Forgiveness is an essential ingredient to being forgiven.  We see a couple of dynamics in this parable: There is great absurdity for a Christian who has been forgiven so much to withhold forgiveness from others. The Father’s forgiveness already granted may be reinstated if we do not forgive others.  We read again in the gospel of Mark, Jesus deals with the connection between receiving forgiveness and being forgiven, in context of prayer:

“When you stand to pray, forgive anyone against whom you have a grievance, so that your heavenly Father may in turn forgive you your transgressions.” (Mark 11:25-26)

The forgiveness we receive from God is dependent on the forgiveness we give to people. It is a spiritual maxim that Christ did not want us to miss. So why do so many Christians miss it, including me? We hold grudges and savour them like a candy we roll around in our mouths. The damage we do to our own spirit in sweet bitterness exceeds the damage we wish or imagine for the other party.  Begrudging Christians should hang their heads to consider how often they expect God to forgive their sins (often the same sin committed time and time again).

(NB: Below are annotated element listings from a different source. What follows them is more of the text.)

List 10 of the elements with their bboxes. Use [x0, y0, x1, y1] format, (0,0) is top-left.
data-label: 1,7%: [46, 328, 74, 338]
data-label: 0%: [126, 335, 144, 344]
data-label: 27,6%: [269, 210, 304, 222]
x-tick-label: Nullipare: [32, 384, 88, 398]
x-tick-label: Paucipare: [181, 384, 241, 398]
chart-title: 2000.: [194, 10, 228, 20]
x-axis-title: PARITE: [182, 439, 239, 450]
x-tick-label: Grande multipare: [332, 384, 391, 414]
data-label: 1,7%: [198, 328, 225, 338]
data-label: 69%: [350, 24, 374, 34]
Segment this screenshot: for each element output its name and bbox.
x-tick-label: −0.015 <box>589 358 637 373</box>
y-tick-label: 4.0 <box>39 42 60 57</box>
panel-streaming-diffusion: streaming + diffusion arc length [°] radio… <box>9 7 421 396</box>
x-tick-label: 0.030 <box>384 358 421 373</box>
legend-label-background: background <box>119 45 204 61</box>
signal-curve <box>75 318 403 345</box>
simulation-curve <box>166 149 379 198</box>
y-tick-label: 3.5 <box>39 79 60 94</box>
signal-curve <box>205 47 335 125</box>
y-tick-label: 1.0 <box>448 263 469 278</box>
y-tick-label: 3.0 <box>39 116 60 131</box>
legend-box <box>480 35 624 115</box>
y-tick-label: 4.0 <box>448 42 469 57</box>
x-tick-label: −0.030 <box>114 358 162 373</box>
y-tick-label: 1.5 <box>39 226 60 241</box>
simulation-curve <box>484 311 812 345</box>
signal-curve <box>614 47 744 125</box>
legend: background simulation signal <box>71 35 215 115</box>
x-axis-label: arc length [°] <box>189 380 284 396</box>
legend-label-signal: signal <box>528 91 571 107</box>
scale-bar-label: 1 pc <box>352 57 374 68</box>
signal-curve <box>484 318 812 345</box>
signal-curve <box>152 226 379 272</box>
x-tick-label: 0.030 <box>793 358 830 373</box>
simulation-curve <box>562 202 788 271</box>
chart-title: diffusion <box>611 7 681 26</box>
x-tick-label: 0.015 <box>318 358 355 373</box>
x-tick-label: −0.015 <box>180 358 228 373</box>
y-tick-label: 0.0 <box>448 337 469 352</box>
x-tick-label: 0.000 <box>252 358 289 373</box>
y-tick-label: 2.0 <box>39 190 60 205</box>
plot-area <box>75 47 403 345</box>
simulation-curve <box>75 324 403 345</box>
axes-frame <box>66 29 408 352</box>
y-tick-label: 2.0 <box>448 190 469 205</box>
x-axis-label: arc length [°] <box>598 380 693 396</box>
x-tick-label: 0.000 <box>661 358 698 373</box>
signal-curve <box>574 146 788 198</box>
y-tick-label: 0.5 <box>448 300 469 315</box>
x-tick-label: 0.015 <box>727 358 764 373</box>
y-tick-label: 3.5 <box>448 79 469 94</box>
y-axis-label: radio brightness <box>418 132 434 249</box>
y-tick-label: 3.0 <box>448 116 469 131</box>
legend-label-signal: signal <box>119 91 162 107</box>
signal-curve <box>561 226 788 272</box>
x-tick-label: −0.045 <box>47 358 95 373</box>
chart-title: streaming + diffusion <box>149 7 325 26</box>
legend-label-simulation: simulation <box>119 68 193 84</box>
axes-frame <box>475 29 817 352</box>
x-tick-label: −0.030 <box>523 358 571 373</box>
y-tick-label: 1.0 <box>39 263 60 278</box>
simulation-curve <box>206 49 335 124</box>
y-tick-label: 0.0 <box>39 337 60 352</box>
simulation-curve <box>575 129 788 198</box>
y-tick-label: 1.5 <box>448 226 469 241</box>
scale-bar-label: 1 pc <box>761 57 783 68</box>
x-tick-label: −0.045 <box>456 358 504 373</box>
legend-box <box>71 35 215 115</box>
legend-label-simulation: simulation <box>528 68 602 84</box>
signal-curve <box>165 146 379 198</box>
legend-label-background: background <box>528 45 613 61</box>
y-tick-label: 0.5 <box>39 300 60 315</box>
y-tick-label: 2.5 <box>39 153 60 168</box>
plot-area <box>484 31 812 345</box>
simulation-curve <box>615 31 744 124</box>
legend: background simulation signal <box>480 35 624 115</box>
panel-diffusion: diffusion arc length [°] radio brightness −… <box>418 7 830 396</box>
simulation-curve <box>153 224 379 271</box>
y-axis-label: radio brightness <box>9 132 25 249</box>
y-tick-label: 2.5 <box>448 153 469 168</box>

There is a reciprocal aspect to Christianity. Yes, it is true that Jesus died for all and that God’s forgiveness is freely attained through faith in Christ’s atoning sacrifice at Calvary.  The free gift of salvation is only free to those who will accept it through faith and repentance.  A gift must be accepted and opened. The gift is the Truth of Jesus Christ.

The reciprocal part of forgiveness is forgiving. In as much as possible, God wants us to live in peace with others. We are called to greater heights that must not be weighed down by an unforgiving spirit or holding grudges. This is particularly true within the great family of Christians.  Just prior to his Passion, Christ said, “As I have loved you, so you should love one another. This is how all will know that you are my disciples, if you have love for one another.” Love for one another is a great witness to a world where wrongs are settled with violence and contempt. We are to love one another. Forgiveness is essential. 

If Jesus could ask forgiveness for the people who were crucifying him, then surely we as his followers can forgive those who hurt us!